Rezoning dispute flares up

JON HOUZET

THE DA councillor for Ward 10, Ross Purdon, has been slammed for allegedly acting in self-interest in approving a rezoning application for accommodation for Stenden students.

Purdon has a three-year contract with Stenden to provide student accommodation and owns a house in Prince’s Avenue which accommodates 20 students. He is also believed to have bought a second property in Muller Drive to rent to Stenden.

A fortnight ago, he and his ward committee recommended for approval an application for rezoning and departure by other contracted accommodation providers, despite strong objections from neighbours.

Stenden itself has come under fire for the “haphazard manner” in which it has secured accommodation for its students, relying on private property owners to turn houses in quiet residential areas into student digs, some containing up to 45 students.

TotT has heard that Stenden pays private accommodation providers a minimum of R1 100 a month per student, but Stenden academic dean and general manager Wouter Hensens would not confirm this.

He did however reveal that Stenden charges students an annual fee of R18 500 for sharing a room and R25 000 for a single room, and adds its own margin to the rent it pays its contracted accommodation providers.

Grand Street resident Erika Freeme was one of the most vociferous objectors to the house next door to her being turned into student accommodation in 2010, prior to Purdon being elected ward councillor.

She said building operations had started at 38 Grand Street on December 17 that year and was horrified to discover an application had been made to house 85 students there.

No consultation had been made with neighbours and the building plans were rushed through during the Christmas period.

She accused the Ward 7 committee (the forerunner of the Ward 10 committee) of being “unbelievably one-sided” in recommending that the application be approved. It was ratified by council.

Freeme pointed out that the Ward 7 councillor at the time, Louise Swanepoel, was also on the Stenden board of directors, though it is an unsalaried position.

She sought an interdict in the High Court, and the settlement was that the property could house a maximum of 45 students, though she still felt it was still too many.

Property developers Mike and Clinton Millard acquired a second property in Grand Street last year and again applied for general residential zoning to rent the house as student accommodation for 12 students.

Freeme and other neighbours again objected in several letters to the Ward 10 committee, between September and November last year. Among their objections were concerns over parking, sewerage, noisy parties and building lines contraventions.

At the time Freeme expressed concerns that Purdon was also renting accommodation to students and “will therefore not necessarily be objective”.

Last week TotT reported that the committee recommended the Millards’ application be approved. Several letters of objection were included in the Ward 10 agenda, but were not discussed in the meeting.

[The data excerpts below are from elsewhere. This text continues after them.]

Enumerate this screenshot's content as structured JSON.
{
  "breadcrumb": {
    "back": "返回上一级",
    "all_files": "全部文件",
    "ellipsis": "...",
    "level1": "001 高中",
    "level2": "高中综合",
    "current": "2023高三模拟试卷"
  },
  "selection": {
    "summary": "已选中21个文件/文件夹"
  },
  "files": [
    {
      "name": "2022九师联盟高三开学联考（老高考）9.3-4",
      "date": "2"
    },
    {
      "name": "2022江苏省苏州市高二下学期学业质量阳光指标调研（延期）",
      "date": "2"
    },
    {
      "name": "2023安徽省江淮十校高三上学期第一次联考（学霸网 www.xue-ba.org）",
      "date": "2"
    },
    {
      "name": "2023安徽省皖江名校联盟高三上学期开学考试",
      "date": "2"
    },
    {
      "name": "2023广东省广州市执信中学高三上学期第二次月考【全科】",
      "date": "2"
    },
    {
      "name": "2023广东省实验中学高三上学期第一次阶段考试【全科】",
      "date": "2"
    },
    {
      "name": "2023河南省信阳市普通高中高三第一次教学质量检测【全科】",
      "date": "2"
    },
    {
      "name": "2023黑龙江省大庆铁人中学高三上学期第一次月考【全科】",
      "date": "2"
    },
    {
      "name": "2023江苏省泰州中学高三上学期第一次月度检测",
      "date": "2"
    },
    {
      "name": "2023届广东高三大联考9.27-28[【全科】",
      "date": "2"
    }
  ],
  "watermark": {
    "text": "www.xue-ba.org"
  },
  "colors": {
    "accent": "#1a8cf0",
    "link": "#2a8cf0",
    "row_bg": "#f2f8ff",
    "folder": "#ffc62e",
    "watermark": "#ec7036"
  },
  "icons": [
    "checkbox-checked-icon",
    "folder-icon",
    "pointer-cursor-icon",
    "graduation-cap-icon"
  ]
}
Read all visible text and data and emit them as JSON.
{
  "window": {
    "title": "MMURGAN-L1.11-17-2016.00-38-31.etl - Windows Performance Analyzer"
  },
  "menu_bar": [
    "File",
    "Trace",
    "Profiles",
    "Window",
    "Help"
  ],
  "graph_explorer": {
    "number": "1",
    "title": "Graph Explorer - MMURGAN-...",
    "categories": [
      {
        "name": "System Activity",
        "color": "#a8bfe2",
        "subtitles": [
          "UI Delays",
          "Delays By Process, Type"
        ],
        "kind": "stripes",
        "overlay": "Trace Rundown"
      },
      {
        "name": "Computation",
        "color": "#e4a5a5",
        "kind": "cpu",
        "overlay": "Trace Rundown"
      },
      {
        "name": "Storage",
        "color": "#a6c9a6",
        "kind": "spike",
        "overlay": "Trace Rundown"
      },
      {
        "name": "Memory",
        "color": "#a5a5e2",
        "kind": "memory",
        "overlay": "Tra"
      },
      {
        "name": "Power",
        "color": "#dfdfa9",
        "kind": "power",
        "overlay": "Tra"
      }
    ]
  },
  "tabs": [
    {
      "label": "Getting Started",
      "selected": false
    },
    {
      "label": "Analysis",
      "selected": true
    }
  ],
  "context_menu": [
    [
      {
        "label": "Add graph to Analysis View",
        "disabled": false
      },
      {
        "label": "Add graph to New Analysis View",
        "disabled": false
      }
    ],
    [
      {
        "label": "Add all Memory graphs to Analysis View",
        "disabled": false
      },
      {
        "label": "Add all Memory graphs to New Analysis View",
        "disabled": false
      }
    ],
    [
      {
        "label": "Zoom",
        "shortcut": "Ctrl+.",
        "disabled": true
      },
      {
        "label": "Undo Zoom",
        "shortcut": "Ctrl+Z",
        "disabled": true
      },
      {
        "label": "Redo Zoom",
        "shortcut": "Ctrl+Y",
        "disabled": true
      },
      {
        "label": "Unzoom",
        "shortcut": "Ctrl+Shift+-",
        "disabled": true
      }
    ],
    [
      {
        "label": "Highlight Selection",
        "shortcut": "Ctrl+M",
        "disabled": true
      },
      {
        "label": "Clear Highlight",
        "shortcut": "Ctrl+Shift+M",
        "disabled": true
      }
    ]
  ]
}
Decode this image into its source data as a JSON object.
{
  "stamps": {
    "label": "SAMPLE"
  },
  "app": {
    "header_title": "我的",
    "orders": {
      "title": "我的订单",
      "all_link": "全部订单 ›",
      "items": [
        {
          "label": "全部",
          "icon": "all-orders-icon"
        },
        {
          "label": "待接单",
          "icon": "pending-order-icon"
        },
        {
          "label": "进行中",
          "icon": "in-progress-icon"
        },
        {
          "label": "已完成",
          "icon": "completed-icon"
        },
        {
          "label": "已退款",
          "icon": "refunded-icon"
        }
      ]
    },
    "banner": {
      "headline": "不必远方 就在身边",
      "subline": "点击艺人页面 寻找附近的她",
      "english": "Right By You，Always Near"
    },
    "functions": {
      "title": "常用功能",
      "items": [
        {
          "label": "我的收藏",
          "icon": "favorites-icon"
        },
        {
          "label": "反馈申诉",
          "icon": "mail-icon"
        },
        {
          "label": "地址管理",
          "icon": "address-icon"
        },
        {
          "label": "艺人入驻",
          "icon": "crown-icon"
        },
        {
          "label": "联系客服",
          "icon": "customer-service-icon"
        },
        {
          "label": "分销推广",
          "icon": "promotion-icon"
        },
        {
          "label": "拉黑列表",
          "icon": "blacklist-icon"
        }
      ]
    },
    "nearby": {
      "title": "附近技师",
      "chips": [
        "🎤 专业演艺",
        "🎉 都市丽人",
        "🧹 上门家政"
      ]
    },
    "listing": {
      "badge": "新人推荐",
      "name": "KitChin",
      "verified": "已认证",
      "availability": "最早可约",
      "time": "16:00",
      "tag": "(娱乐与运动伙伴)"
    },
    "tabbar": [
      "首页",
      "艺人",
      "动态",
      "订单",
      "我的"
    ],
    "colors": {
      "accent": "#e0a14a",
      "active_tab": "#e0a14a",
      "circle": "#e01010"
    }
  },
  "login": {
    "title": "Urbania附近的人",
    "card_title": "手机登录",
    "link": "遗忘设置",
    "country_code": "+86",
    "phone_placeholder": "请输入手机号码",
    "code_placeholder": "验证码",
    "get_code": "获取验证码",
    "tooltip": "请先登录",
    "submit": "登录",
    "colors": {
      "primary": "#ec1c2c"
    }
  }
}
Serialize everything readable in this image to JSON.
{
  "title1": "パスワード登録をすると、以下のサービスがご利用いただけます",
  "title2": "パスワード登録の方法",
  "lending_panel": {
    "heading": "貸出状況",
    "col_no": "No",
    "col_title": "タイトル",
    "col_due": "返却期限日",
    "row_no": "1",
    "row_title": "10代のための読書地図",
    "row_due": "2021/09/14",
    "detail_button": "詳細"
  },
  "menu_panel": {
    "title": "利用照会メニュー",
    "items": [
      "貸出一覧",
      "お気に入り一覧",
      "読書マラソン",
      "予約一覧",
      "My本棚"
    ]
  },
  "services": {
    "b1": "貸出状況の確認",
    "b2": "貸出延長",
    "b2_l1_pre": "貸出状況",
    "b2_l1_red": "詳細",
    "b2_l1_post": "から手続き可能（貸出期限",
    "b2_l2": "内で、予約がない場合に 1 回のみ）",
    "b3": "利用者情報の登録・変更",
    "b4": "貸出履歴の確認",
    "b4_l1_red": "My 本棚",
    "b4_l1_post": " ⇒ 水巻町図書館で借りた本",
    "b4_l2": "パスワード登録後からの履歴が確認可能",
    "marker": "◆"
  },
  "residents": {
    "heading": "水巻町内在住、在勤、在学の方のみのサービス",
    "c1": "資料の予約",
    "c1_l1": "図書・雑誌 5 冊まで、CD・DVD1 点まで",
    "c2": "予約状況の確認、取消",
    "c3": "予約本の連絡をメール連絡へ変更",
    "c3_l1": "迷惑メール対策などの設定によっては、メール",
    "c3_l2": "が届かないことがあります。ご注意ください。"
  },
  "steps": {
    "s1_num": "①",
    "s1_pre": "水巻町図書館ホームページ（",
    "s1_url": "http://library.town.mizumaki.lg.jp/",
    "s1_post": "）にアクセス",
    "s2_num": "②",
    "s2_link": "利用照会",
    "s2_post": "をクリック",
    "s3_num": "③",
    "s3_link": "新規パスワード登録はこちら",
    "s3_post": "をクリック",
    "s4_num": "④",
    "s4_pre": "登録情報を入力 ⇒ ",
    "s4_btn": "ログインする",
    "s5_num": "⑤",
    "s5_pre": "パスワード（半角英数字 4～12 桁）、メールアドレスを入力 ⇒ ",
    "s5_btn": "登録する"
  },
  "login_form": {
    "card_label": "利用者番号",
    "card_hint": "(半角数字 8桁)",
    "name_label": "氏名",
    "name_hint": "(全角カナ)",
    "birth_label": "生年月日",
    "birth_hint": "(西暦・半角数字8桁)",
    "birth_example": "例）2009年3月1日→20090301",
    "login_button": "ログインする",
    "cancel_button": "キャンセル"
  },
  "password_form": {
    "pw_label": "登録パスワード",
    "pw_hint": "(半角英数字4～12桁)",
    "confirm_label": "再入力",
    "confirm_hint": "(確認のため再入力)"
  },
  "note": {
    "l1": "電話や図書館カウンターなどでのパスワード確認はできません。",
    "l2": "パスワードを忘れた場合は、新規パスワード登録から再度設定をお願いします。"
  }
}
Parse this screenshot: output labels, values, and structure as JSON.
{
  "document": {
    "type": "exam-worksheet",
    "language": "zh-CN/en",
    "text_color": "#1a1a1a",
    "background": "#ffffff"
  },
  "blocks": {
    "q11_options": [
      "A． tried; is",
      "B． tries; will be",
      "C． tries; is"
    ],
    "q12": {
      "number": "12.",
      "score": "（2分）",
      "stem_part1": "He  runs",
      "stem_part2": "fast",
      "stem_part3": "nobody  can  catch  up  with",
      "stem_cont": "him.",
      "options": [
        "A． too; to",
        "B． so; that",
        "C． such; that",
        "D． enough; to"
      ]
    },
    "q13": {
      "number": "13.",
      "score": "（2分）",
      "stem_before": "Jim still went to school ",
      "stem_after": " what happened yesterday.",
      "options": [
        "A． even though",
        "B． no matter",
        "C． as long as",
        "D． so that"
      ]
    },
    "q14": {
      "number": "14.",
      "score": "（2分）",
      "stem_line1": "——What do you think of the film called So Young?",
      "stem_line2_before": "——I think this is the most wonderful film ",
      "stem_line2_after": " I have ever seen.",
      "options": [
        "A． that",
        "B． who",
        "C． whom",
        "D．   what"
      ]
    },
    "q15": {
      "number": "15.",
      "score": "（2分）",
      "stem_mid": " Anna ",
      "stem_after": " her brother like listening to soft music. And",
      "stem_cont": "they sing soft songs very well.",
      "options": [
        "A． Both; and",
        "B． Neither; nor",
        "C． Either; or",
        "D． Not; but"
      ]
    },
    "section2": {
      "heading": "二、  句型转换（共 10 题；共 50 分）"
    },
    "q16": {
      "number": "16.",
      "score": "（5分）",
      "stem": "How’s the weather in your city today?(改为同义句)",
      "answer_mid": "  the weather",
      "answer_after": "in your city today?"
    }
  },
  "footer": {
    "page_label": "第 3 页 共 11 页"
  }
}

Ndlambe town planner Mluleki Matiwane stated: “The benefits that are derived from the existence of Stenden University in Port Alfred far outweigh the concerns raised by the objectors”, and Purdon said Stenden “will always get my support”.

Ndlambe Action Group chairman Derek Victor, who resigned from the ward committee last year, said he was “extremely concerned” at the turn of events.

In a letter to Purdon and copied to mayor Sipho Tandani, municipal manager Rolly Dumezweni and TotT, he wrote: “It is disgraceful that people should present objections, reasoned by legal personae at a cost, and they are brushed aside.”

He said Purdon should have recused himself when the item came up as he had a similar pecuniary interest by renting accommodation to Stenden students in Prince’s Avenue, and had purchased another property in Muller Drive for the same purpose.

“It leaves the question: has a very dangerous precedent been set? It is appalling that well-reasoned argument was not, I am told, even heard in your ward meeting. Does this further mean that ‘anything goes’ if seen to be for the good of Stenden and by extension for yourself as a service provider?”

TotT followed up and asked Purdon how much money he was making from renting to Stenden students and whether he could fairly consider applications for ventures similar to his own when they came through Ward 10.

In response, Purdon said: “As far as I am concerned an impartial decision was taken by the Ward 10 committee. This itemhas been submitted to the executive committee for decision and is therefore sub judice.

“I am not prepared to enter into any correspondence regarding my private affairs.”